Believe it or not, we are not born with an innate desire to follow directions. This is a lesson any parent has learned as they’ve tried to get their little one to listen. If your kid is at this age, here are a few tips when you want to teach them how to follow your directions.
Start small. Make sure you’re keeping in mind your child’s vocabulary – it isn’t the same as yours. When children are first learning directions, it’s important not to use too much language. For example, if you want your child to get their shoes, try saying, “Get shoes” instead of “Can you get your shoes, please?” It’s all too easy for a small child to get lost in language, so it’s a good idea to start with short 1-2 word directions or ‘attention commands’ such as: stop, go, wait, come here, stand up, sit down.
Teach them directions as the action is happening. For example, if you are helping your child get into their chair, say “sit down”, so they know that when you say that, they are to sit down in their chair, or on the floor, or wherever you happen to be.

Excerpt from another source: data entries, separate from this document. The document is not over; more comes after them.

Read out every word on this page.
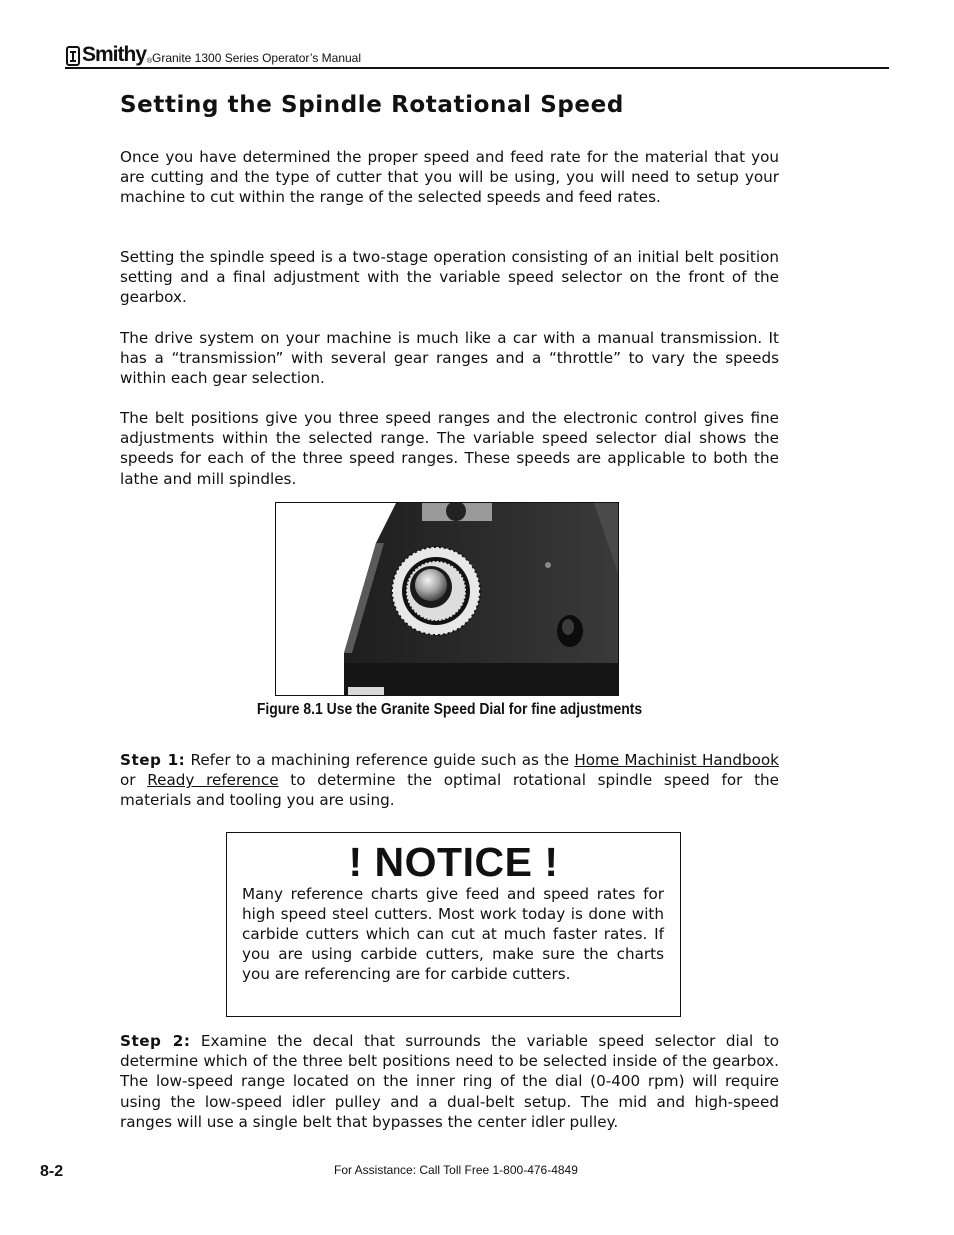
Smithy ® Granite 1300 Series Operator’s Manual
Setting the Spindle Rotational Speed
Once you have determined the proper speed and feed rate for the material that you are cutting and the type of cutter that you will be using, you will need to setup your machine to cut within the range of the selected speeds and feed rates.
Setting the spindle speed is a two-stage operation consisting of an initial belt position setting and a final adjustment with the variable speed selector on the front of the gearbox.
The drive system on your machine is much like a car with a manual transmission. It has a “transmission” with several gear ranges and a “throttle” to vary the speeds within each gear selection.
The belt positions give you three speed ranges and the electronic control gives fine adjustments within the selected range. The variable speed selector dial shows the speeds for each of the three speed ranges. These speeds are applicable to both the lathe and mill spindles.
Figure 8.1 Use the Granite Speed Dial for fine adjustments
Step 1: Refer to a machining reference guide such as the Home Machinist Handbook or Ready reference to determine the optimal rotational spindle speed for the materials and tooling you are using.
! NOTICE !
Many reference charts give feed and speed rates for high speed steel cutters. Most work today is done with carbide cutters which can cut at much faster rates. If you are using carbide cutters, make sure the charts you are referencing are for carbide cutters.
Step 2: Examine the decal that surrounds the variable speed selector dial to determine which of the three belt positions need to be selected inside of the gearbox. The low-speed range located on the inner ring of the dial (0-400 rpm) will require using the low-speed idler pulley and a dual-belt setup. The mid and high-speed ranges will use a single belt that bypasses the center idler pulley.
8-2	For Assistance: Call Toll Free 1-800-476-4849
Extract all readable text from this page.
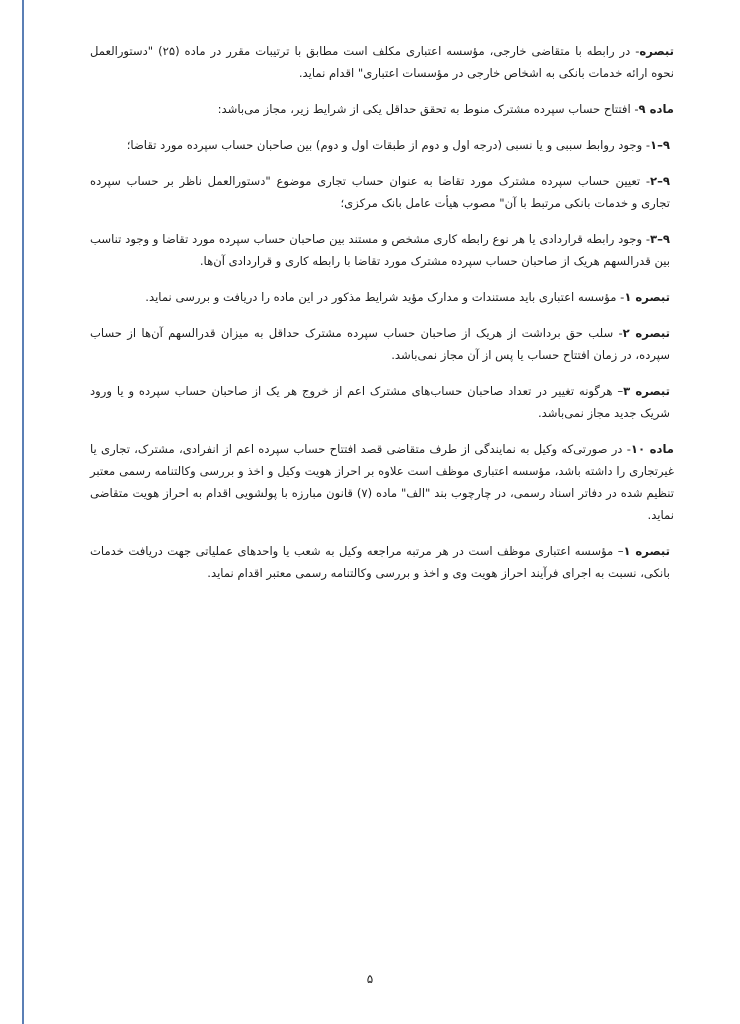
تبصره- در رابطه با متقاضی خارجی، مؤسسه اعتباری مکلف است مطابق با ترتیبات مقرر در ماده (۲۵) "دستورالعمل نحوه ارائه خدمات بانکی به اشخاص خارجی در مؤسسات اعتباری" اقدام نماید.

ماده ۹- افتتاح حساب سپرده مشترک منوط به تحقق حداقل یکی از شرایط زیر، مجاز می‌باشد:

۹–۱- وجود روابط سببی و یا نسبی (درجه اول و دوم از طبقات اول و دوم) بین صاحبان حساب سپرده مورد تقاضا؛

۹–۲- تعیین حساب سپرده مشترک مورد تقاضا به عنوان حساب تجاری موضوع "دستورالعمل ناظر بر حساب سپرده تجاری و خدمات بانکی مرتبط با آن" مصوب هیأت عامل بانک مرکزی؛

۹–۳- وجود رابطه قراردادی یا هر نوع رابطه کاری مشخص و مستند بین صاحبان حساب سپرده مورد تقاضا و وجود تناسب بین قدرالسهم هریک از صاحبان حساب سپرده مشترک مورد تقاضا با رابطه کاری و قراردادی آن‌ها.

تبصره ۱- مؤسسه اعتباری باید مستندات و مدارک مؤید شرایط مذکور در این ماده را دریافت و بررسی نماید.

تبصره ۲- سلب حق برداشت از هریک از صاحبان حساب سپرده مشترک حداقل به میزان قدرالسهم آن‌ها از حساب سپرده، در زمان افتتاح حساب یا پس از آن مجاز نمی‌باشد.

تبصره ۳– هرگونه تغییر در تعداد صاحبان حساب‌های مشترک اعم از خروج هر یک از صاحبان حساب سپرده و یا ورود شریک جدید مجاز نمی‌باشد.

ماده ۱۰- در صورتی‌که وکیل به نمایندگی از طرف متقاضی قصد افتتاح حساب سپرده اعم از انفرادی، مشترک، تجاری یا غیرتجاری را داشته باشد، مؤسسه اعتباری موظف است علاوه بر احراز هویت وکیل و اخذ و بررسی وکالتنامه رسمی معتبر تنظیم شده در دفاتر اسناد رسمی، در چارچوب بند "الف" ماده (۷) قانون مبارزه با پولشویی اقدام به احراز هویت متقاضی نماید.

تبصره ۱– مؤسسه اعتباری موظف است در هر مرتبه مراجعه وکیل به شعب یا واحدهای عملیاتی جهت دریافت خدمات بانکی، نسبت به اجرای فرآیند احراز هویت وی و اخذ و بررسی وکالتنامه رسمی معتبر اقدام نماید.

۵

Make it fun! You can play red light (stop) and green light (go) as an easy way for them to pick up on directions. Another great game is Simon Says – I highly recommend it. You can also take pictures of you and/or your child completing directions and pair the pictures with your verbal cues (i.e. ‘sit down’ paired with a picture of the child sitting down). These pictures can be phased out as your child begins to master directions.
Lead by example by following directions while you play with your child. Every child, without exception, loves when their parents get down on their level to play. That makes it a perfect opportunity to model following directions. If you are playing with farm animals, model following directions by saying “Horse, get water” and modeling the horse running to water. Your child will more than likely start to model your actions and you will be able to fade your demonstration over time until they are completing the directions independently.
Over time, you can increase the complexity by adding modifiers into your 1-step directions: “get the ball” vs “get the green ball” or “get the little green” ball. You can also start with 2-step directions: “get the ball and put it in the box.”
Each child goes at their own pace and remember – practice makes perfect!